Usher syndrome (USH) is the leading cause of hereditary hearing-vision loss in human. PDZD7 (PDZ domain-containing 7) was reported to be a modifier and contributor to USH. PDZD7 co-localizes with USH2 proteins in the inner ear hair cell, essential for ankle-link formation and stereocilia development.
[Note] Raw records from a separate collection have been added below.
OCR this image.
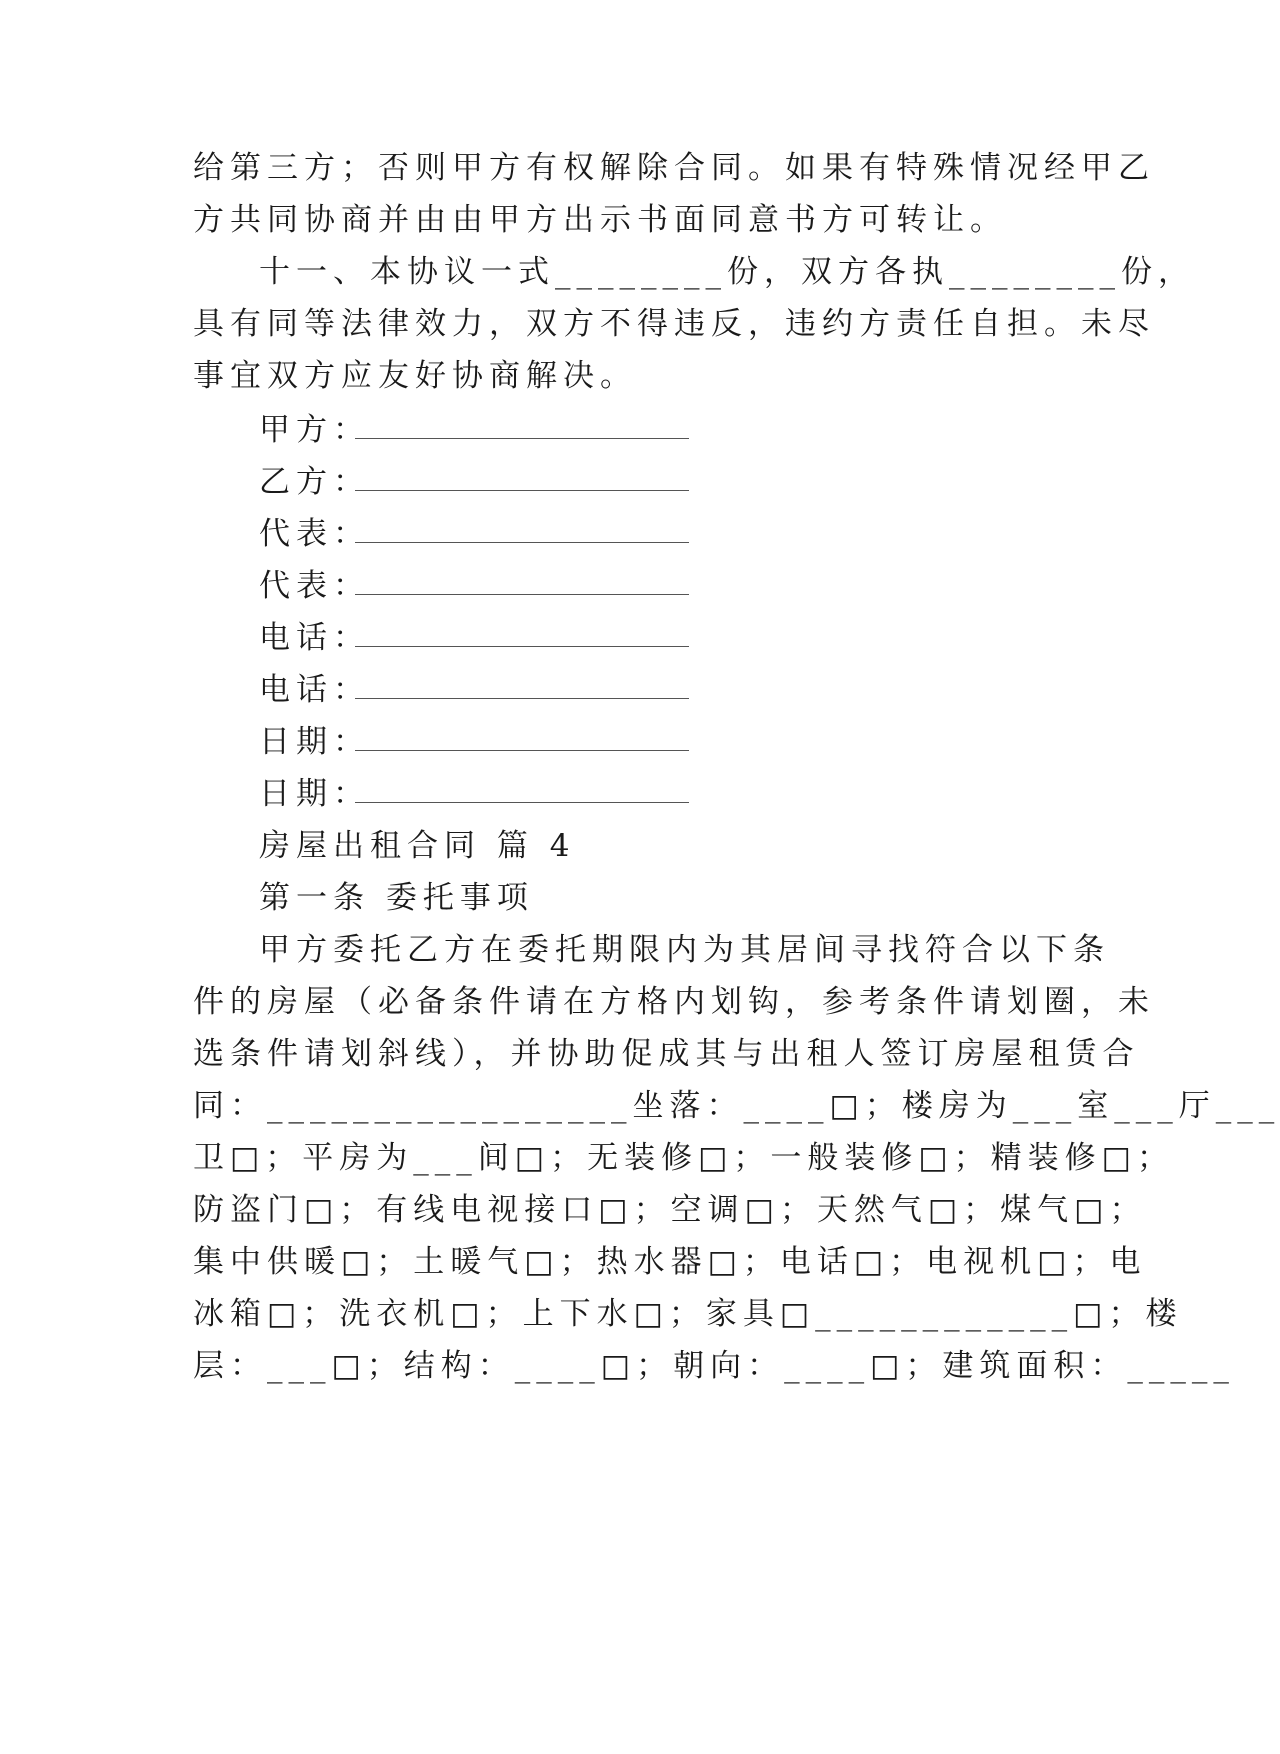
给第三方；否则甲方有权解除合同。如果有特殊情况经甲乙
方共同协商并由由甲方出示书面同意书方可转让。
十一、本协议一式________份，双方各执________份，
具有同等法律效力，双方不得违反，违约方责任自担。未尽
事宜双方应友好协商解决。
甲方：
乙方：
代表：
代表：
电话：
电话：
日期：
日期：
房屋出租合同 篇 4
第一条 委托事项
甲方委托乙方在委托期限内为其居间寻找符合以下条
件的房屋（必备条件请在方格内划钩，参考条件请划圈，未
选条件请划斜线），并协助促成其与出租人签订房屋租赁合
同：_________________坐落：____□；楼房为___室___厅___
卫□；平房为___间□；无装修□；一般装修□；精装修□；
防盗门□；有线电视接口□；空调□；天然气□；煤气□；
集中供暖□；土暖气□；热水器□；电话□；电视机□；电
冰箱□；洗衣机□；上下水□；家具□____________□；楼
层：___□；结构：____□；朝向：____□；建筑面积：_____
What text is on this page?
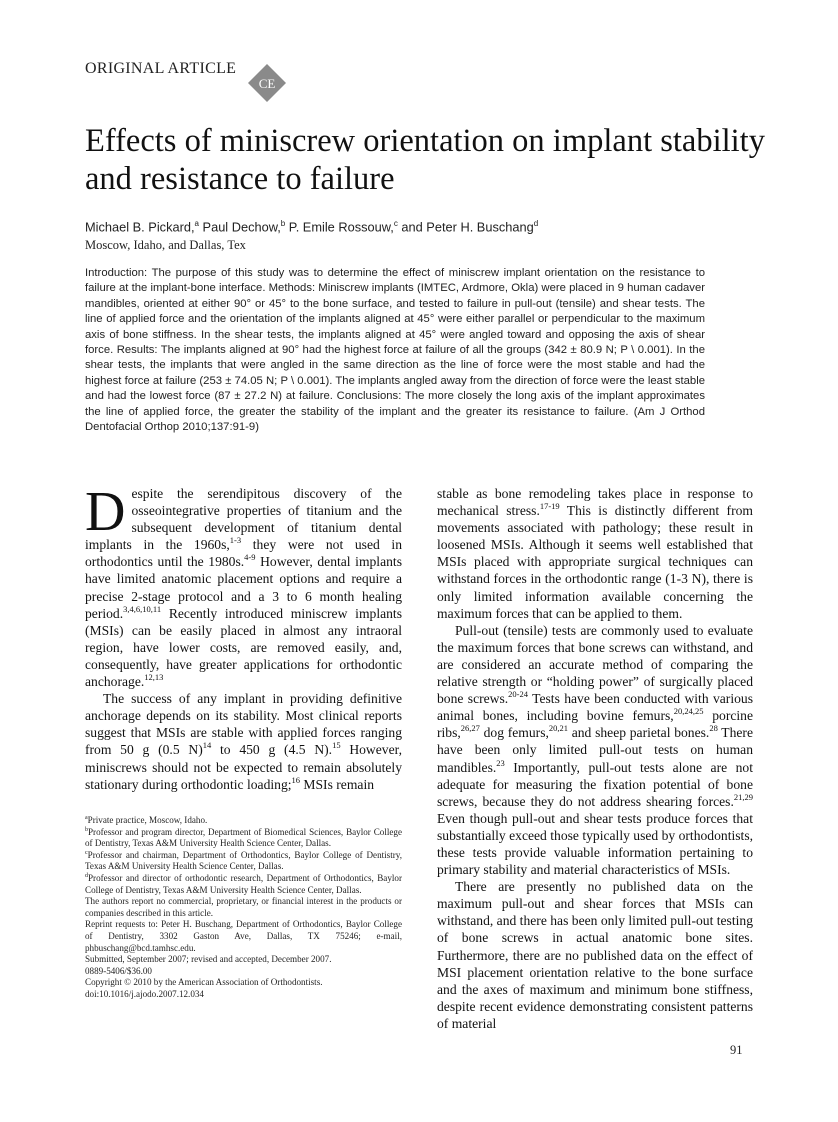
ORIGINAL ARTICLE
CE
Effects of miniscrew orientation on implant stability and resistance to failure
Michael B. Pickard,$^a$ Paul Dechow,$^b$ P. Emile Rossouw,$^c$ and Peter H. Buschang$^d$
Moscow, Idaho, and Dallas, Tex

Introduction: The purpose of this study was to determine the effect of miniscrew implant orientation on the resistance to failure at the implant-bone interface. Methods: Miniscrew implants (IMTEC, Ardmore, Okla) were placed in 9 human cadaver mandibles, oriented at either 90° or 45° to the bone surface, and tested to failure in pull-out (tensile) and shear tests. The line of applied force and the orientation of the implants aligned at 45° were either parallel or perpendicular to the maximum axis of bone stiffness. In the shear tests, the implants aligned at 45° were angled toward and opposing the axis of shear force. Results: The implants aligned at 90° had the highest force at failure of all the groups (342 ± 80.9 N; P \ 0.001). In the shear tests, the implants that were angled in the same direction as the line of force were the most stable and had the highest force at failure (253 ± 74.05 N; P \ 0.001). The implants angled away from the direction of force were the least stable and had the lowest force (87 ± 27.2 N) at failure. Conclusions: The more closely the long axis of the implant approximates the line of applied force, the greater the stability of the implant and the greater its resistance to failure. (Am J Orthod Dentofacial Orthop 2010;137:91-9)

Despite the serendipitous discovery of the osseointegrative properties of titanium and the subsequent development of titanium dental implants in the 1960s,$^{1-3}$ they were not used in orthodontics until the 1980s.$^{4-9}$ However, dental implants have limited anatomic placement options and require a precise 2-stage protocol and a 3 to 6 month healing period.$^{3,4,6,10,11}$ Recently introduced miniscrew implants (MSIs) can be easily placed in almost any intraoral region, have lower costs, are removed easily, and, consequently, have greater applications for orthodontic anchorage.$^{12,13}$

The success of any implant in providing definitive anchorage depends on its stability. Most clinical reports suggest that MSIs are stable with applied forces ranging from 50 g (0.5 N)$^{14}$ to 450 g (4.5 N).$^{15}$ However, miniscrews should not be expected to remain absolutely stationary during orthodontic loading;$^{16}$ MSIs remain

stable as bone remodeling takes place in response to mechanical stress.$^{17-19}$ This is distinctly different from movements associated with pathology; these result in loosened MSIs. Although it seems well established that MSIs placed with appropriate surgical techniques can withstand forces in the orthodontic range (1-3 N), there is only limited information available concerning the maximum forces that can be applied to them.

Pull-out (tensile) tests are commonly used to evaluate the maximum forces that bone screws can withstand, and are considered an accurate method of comparing the relative strength or “holding power” of surgically placed bone screws.$^{20-24}$ Tests have been conducted with various animal bones, including bovine femurs,$^{20,24,25}$ porcine ribs,$^{26,27}$ dog femurs,$^{20,21}$ and sheep parietal bones.$^{28}$ There have been only limited pull-out tests on human mandibles.$^{23}$ Importantly, pull-out tests alone are not adequate for measuring the fixation potential of bone screws, because they do not address shearing forces.$^{21,29}$ Even though pull-out and shear tests produce forces that substantially exceed those typically used by orthodontists, these tests provide valuable information pertaining to primary stability and material characteristics of MSIs.

There are presently no published data on the maximum pull-out and shear forces that MSIs can withstand, and there has been only limited pull-out testing of bone screws in actual anatomic bone sites. Furthermore, there are no published data on the effect of MSI placement orientation relative to the bone surface and the axes of maximum and minimum bone stiffness, despite recent evidence demonstrating consistent patterns of material

$^a$Private practice, Moscow, Idaho.

$^b$Professor and program director, Department of Biomedical Sciences, Baylor College of Dentistry, Texas A&M University Health Science Center, Dallas.

$^c$Professor and chairman, Department of Orthodontics, Baylor College of Dentistry, Texas A&M University Health Science Center, Dallas.

$^d$Professor and director of orthodontic research, Department of Orthodontics, Baylor College of Dentistry, Texas A&M University Health Science Center, Dallas.

The authors report no commercial, proprietary, or financial interest in the products or companies described in this article.

Reprint requests to: Peter H. Buschang, Department of Orthodontics, Baylor College of Dentistry, 3302 Gaston Ave, Dallas, TX 75246; e-mail, phbuschang@bcd.tamhsc.edu.

Submitted, September 2007; revised and accepted, December 2007.

0889-5406/$36.00

Copyright © 2010 by the American Association of Orthodontists.

doi:10.1016/j.ajodo.2007.12.034

91
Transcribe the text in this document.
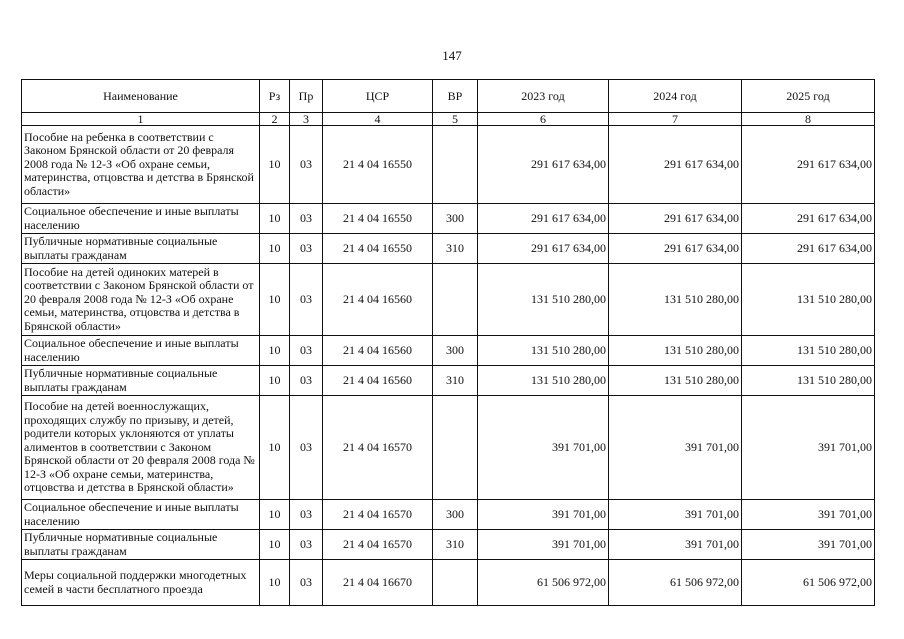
147
Наименование	Рз	Пр	ЦСР	ВР	2023 год	2024 год	2025 год
1	2	3	4	5	6	7	8
Пособие на ребенка в соответствии с Законом Брянской области от 20 февраля 2008 года № 12-З «Об охране семьи, материнства, отцовства и детства в Брянской области»	10	03	21 4 04 16550		291 617 634,00	291 617 634,00	291 617 634,00
Социальное обеспечение и иные выплаты населению	10	03	21 4 04 16550	300	291 617 634,00	291 617 634,00	291 617 634,00
Публичные нормативные социальные выплаты гражданам	10	03	21 4 04 16550	310	291 617 634,00	291 617 634,00	291 617 634,00
Пособие на детей одиноких матерей в соответствии с Законом Брянской области от 20 февраля 2008 года № 12-З «Об охране семьи, материнства, отцовства и детства в Брянской области»	10	03	21 4 04 16560		131 510 280,00	131 510 280,00	131 510 280,00
Социальное обеспечение и иные выплаты населению	10	03	21 4 04 16560	300	131 510 280,00	131 510 280,00	131 510 280,00
Публичные нормативные социальные выплаты гражданам	10	03	21 4 04 16560	310	131 510 280,00	131 510 280,00	131 510 280,00
Пособие на детей военнослужащих, проходящих службу по призыву, и детей, родители которых уклоняются от уплаты алиментов в соответствии с Законом Брянской области от 20 февраля 2008 года № 12-З «Об охране семьи, материнства, отцовства и детства в Брянской области»	10	03	21 4 04 16570		391 701,00	391 701,00	391 701,00
Социальное обеспечение и иные выплаты населению	10	03	21 4 04 16570	300	391 701,00	391 701,00	391 701,00
Публичные нормативные социальные выплаты гражданам	10	03	21 4 04 16570	310	391 701,00	391 701,00	391 701,00
Меры социальной поддержки многодетных семей в части бесплатного проезда	10	03	21 4 04 16670		61 506 972,00	61 506 972,00	61 506 972,00
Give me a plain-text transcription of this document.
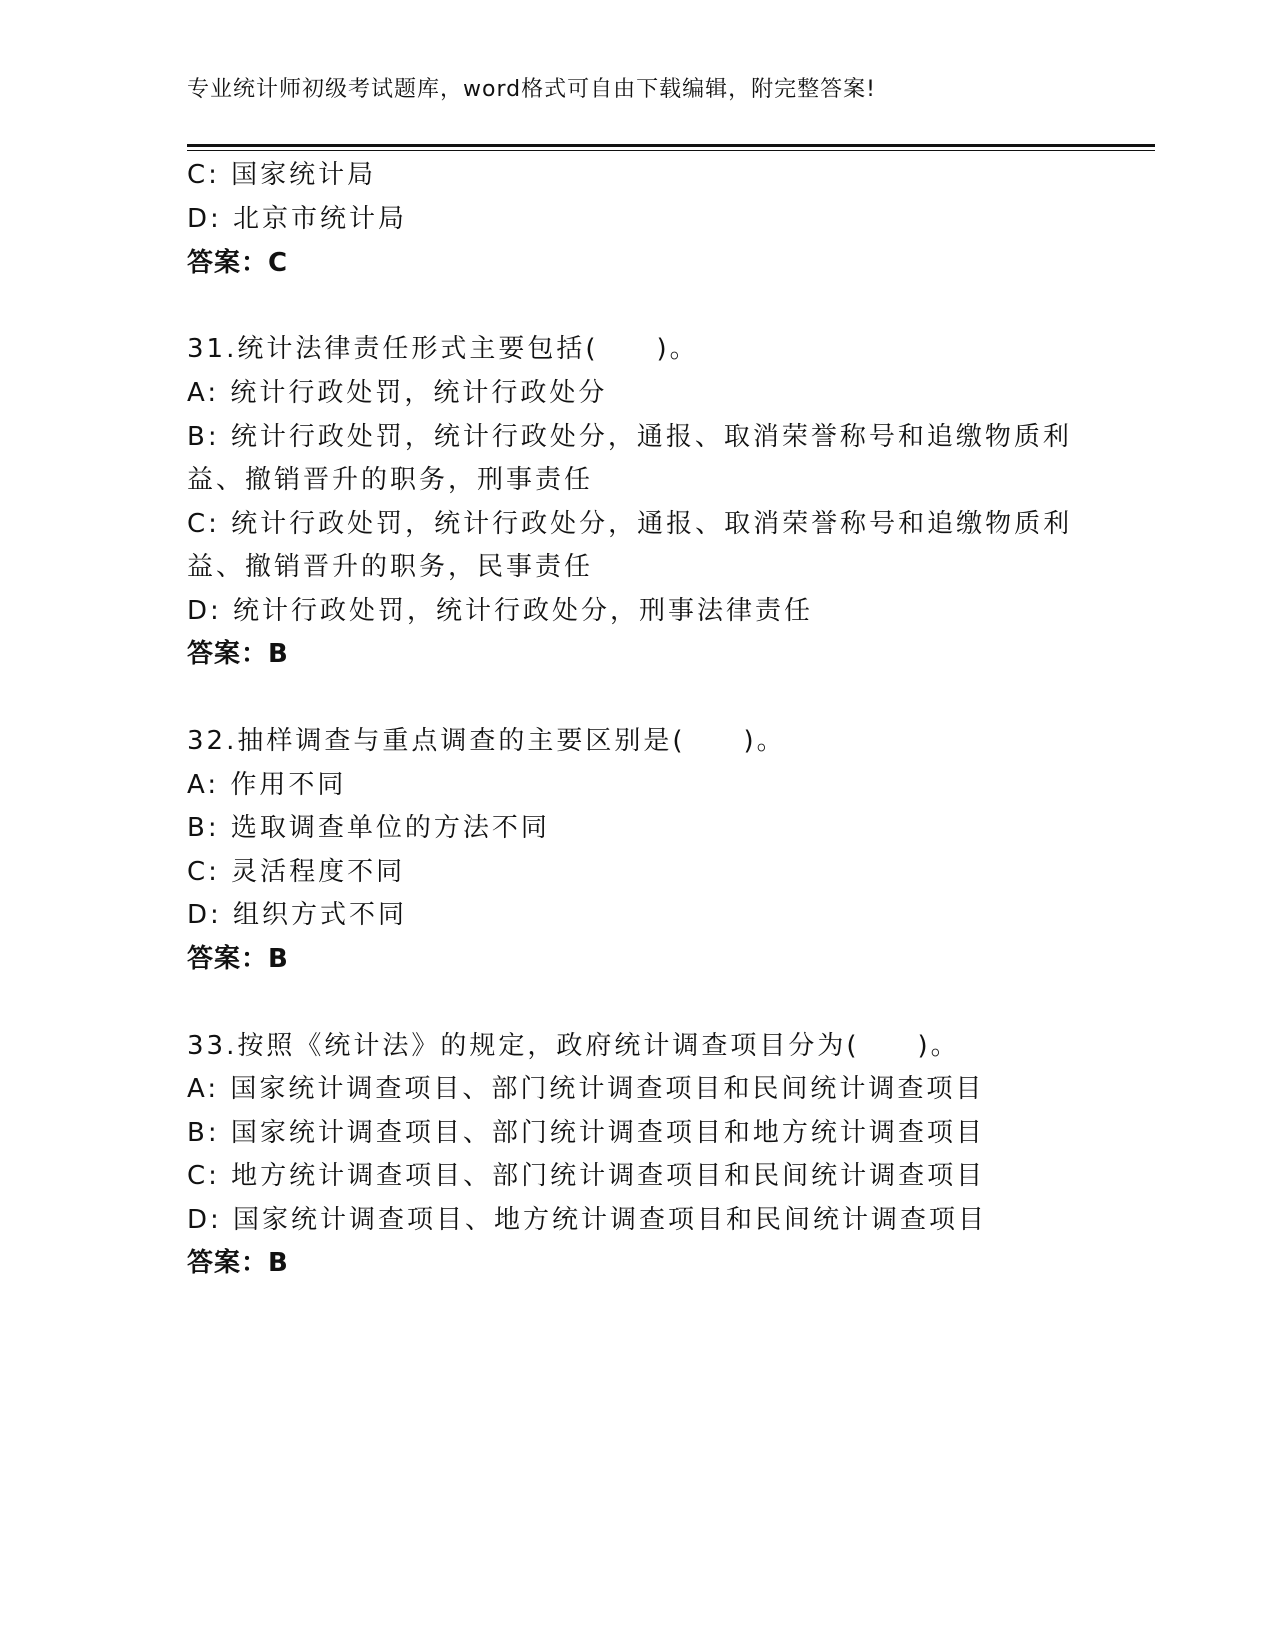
专业统计师初级考试题库，word格式可自由下载编辑，附完整答案!
C: 国家统计局
D: 北京市统计局
答案：C
31.统计法律责任形式主要包括(　　)。
A: 统计行政处罚，统计行政处分
B: 统计行政处罚，统计行政处分，通报、取消荣誉称号和追缴物质利
益、撤销晋升的职务，刑事责任
C: 统计行政处罚，统计行政处分，通报、取消荣誉称号和追缴物质利
益、撤销晋升的职务，民事责任
D: 统计行政处罚，统计行政处分，刑事法律责任
答案：B
32.抽样调查与重点调查的主要区别是(　　)。
A: 作用不同
B: 选取调查单位的方法不同
C: 灵活程度不同
D: 组织方式不同
答案：B
33.按照《统计法》的规定，政府统计调查项目分为(　　)。
A: 国家统计调查项目、部门统计调查项目和民间统计调查项目
B: 国家统计调查项目、部门统计调查项目和地方统计调查项目
C: 地方统计调查项目、部门统计调查项目和民间统计调查项目
D: 国家统计调查项目、地方统计调查项目和民间统计调查项目
答案：B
PDZD7 contains three PDZ domains and a low-complexity region in the middle of two PDZ domains, which has been overlooked in the previous studies. Here we identified a well-folded HHD (Harmonin Homology Domain) domain from the middle region and solved PDZD7 HHD structure at the resolution of 1.49 angstrom. PDZD7 HHD adopts the same five-helix fold as the other HHDs found in Harmonin and Whirlin. But, in PDZD7 HHD, a unique α1N helix occupies the canonical binding pocket, suggesting a distinct binding mode. Moreover, we found PDZD7 HHD domain can bind with lipid and mediate the localization of PDZD7 to plasma membrane in HEK293T cell. Intriguingly, a hearing-loss human mutation at the N-terminal extension region of HHD can disrupt the lipid binding ability of PDZ7 HHD, suggesting the HHD-mediated membrane targeting is required for the hearing process. The structural and biochemical characterization on PDZD7 HHD region provides mechanistic explanations for human deafness-causing mutations in PDZD7. The structure will also facilitate biochemical and functional studies of other HHD domains.